Mutig wie nie traute sich die Maus, während die Katze schlief, zum Futternapf der Katze und stahl etwas vom Futter. Sie dachte: „Wenn die Katze aufwacht, reiße ich einfach mein Maul auf, und die Katze wird aus lauter Angst vor einem Tiger wie mir das Weite suchen.“
Eine Zecke, die im Mausefell saß, saugte langsam Blut und ernährte sich von dem Gedanken: „Wenn meine Maus so groß wie ein Tiger ist, dann bin ich eine besonders starke Zecke und kann mich überall niederlassen und in Ruhe Blut trinken. Lieber im Fell einer kleinen Maus saugen, die sich für einen Tiger hält, als ohne festen Halt auf der Suche nach einem passenden Wirt zu sein“, dachte die Zecke.

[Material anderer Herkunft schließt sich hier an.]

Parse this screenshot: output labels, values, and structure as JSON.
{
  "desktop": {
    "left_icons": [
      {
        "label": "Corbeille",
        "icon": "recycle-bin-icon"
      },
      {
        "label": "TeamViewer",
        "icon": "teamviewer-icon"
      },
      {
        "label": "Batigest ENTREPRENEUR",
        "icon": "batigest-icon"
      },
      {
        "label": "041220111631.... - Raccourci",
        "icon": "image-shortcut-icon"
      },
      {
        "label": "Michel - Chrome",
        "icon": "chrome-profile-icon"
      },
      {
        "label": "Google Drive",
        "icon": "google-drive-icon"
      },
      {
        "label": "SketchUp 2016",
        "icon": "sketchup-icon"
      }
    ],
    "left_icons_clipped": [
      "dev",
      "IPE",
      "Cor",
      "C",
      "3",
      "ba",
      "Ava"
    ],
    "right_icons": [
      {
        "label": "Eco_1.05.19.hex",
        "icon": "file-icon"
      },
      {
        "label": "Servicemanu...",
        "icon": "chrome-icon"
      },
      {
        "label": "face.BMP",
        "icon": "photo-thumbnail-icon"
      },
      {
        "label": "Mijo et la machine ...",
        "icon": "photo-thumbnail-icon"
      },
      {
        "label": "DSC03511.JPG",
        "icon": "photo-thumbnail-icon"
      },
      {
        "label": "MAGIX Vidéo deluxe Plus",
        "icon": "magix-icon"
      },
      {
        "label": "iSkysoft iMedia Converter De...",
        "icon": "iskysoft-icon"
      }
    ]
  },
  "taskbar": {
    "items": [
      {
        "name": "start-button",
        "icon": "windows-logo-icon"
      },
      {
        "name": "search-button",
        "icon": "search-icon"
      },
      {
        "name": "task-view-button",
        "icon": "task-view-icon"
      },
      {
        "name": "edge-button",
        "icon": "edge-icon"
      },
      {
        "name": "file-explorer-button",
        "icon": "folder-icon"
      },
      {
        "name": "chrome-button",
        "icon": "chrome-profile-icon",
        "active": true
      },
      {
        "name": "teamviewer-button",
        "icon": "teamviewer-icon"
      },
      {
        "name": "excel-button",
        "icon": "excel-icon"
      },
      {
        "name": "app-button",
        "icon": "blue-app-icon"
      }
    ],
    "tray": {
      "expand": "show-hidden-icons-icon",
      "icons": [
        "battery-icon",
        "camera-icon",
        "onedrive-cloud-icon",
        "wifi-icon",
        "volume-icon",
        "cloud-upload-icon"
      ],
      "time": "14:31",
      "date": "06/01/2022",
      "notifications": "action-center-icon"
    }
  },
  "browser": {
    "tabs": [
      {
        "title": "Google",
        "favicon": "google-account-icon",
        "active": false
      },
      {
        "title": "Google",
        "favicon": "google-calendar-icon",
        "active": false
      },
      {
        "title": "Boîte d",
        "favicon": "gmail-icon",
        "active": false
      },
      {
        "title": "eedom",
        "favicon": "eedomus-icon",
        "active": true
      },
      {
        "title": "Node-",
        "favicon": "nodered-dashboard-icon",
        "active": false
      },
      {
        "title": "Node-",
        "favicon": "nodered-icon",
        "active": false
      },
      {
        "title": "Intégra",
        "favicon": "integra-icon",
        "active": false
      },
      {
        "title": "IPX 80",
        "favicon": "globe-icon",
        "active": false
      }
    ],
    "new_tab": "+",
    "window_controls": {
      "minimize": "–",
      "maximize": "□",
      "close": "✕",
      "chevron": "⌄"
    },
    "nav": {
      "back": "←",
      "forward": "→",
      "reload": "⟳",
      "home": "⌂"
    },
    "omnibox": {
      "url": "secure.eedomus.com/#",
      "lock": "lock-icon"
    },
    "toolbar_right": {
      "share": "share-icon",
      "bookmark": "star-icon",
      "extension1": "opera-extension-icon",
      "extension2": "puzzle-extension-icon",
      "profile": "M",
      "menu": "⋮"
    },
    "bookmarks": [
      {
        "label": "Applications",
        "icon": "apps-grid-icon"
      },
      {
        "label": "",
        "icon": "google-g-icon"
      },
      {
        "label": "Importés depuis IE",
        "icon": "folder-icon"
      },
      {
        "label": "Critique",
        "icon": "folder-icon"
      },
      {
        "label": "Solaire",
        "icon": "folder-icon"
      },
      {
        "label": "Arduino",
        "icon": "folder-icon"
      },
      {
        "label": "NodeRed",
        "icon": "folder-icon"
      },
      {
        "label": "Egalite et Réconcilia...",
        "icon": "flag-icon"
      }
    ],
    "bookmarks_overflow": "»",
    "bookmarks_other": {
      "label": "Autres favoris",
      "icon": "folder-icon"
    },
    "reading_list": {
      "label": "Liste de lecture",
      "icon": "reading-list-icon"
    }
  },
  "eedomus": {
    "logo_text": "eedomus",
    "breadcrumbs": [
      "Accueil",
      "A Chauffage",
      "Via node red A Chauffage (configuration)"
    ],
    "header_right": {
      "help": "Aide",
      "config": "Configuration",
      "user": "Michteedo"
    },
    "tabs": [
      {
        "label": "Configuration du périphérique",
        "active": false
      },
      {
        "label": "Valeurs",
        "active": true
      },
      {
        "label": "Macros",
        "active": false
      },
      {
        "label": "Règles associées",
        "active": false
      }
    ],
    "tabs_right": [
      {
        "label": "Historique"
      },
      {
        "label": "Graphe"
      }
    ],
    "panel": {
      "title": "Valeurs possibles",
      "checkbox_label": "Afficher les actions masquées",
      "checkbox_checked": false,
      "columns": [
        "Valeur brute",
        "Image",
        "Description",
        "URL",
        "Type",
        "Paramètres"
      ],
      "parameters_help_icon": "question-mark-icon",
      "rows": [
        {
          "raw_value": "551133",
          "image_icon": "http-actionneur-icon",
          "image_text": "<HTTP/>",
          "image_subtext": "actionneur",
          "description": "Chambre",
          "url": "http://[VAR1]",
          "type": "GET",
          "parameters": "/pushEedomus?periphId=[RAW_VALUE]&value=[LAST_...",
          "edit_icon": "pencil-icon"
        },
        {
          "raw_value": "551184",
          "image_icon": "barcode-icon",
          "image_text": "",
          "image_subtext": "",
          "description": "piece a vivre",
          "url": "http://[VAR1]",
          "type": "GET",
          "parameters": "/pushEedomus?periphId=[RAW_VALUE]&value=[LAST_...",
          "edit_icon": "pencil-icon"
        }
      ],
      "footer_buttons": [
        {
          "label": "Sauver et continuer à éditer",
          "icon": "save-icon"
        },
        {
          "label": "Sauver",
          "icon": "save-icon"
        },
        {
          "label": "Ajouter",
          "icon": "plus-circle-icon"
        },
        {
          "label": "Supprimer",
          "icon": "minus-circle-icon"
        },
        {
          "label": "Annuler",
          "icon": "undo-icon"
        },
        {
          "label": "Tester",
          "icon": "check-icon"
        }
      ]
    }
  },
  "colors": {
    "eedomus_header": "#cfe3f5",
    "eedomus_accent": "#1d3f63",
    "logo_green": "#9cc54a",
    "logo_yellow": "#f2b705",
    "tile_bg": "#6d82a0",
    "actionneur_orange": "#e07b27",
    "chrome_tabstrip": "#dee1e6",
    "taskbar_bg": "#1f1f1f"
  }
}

Die Katze, gar nicht dumm, hatte aber wohl bemerkt, dass jemand ihr Futter gestohlen hatte. Eines Morgens lag die Katze auf der Lauer und tat so, als schliefe sie. Die Maus ging zunächst zum Spiegel, um zu schauen, ob sie noch ein Tiger sei. „Ja – mir kann keiner was!“, dachte die Maus, und die Zecke schüttelte vor Lachen nur ihren Rüssel.
Voller Kraft und Tatendrang rannte die Maus, gar nicht mehr so leise, in die Küche, wo ihr Futternapf stand, und stibitzte mit Geschick ein beachtliches Stück. Als sie sich umdrehte, stand die Katze da, hielt sie mit scharfen Krallen fest und biss ihr ins Genick. Das war das Ende der Maus. Die Zecke aber war nicht dumm, floh ins Katzenfell und fühlte sich dort pudelwohl.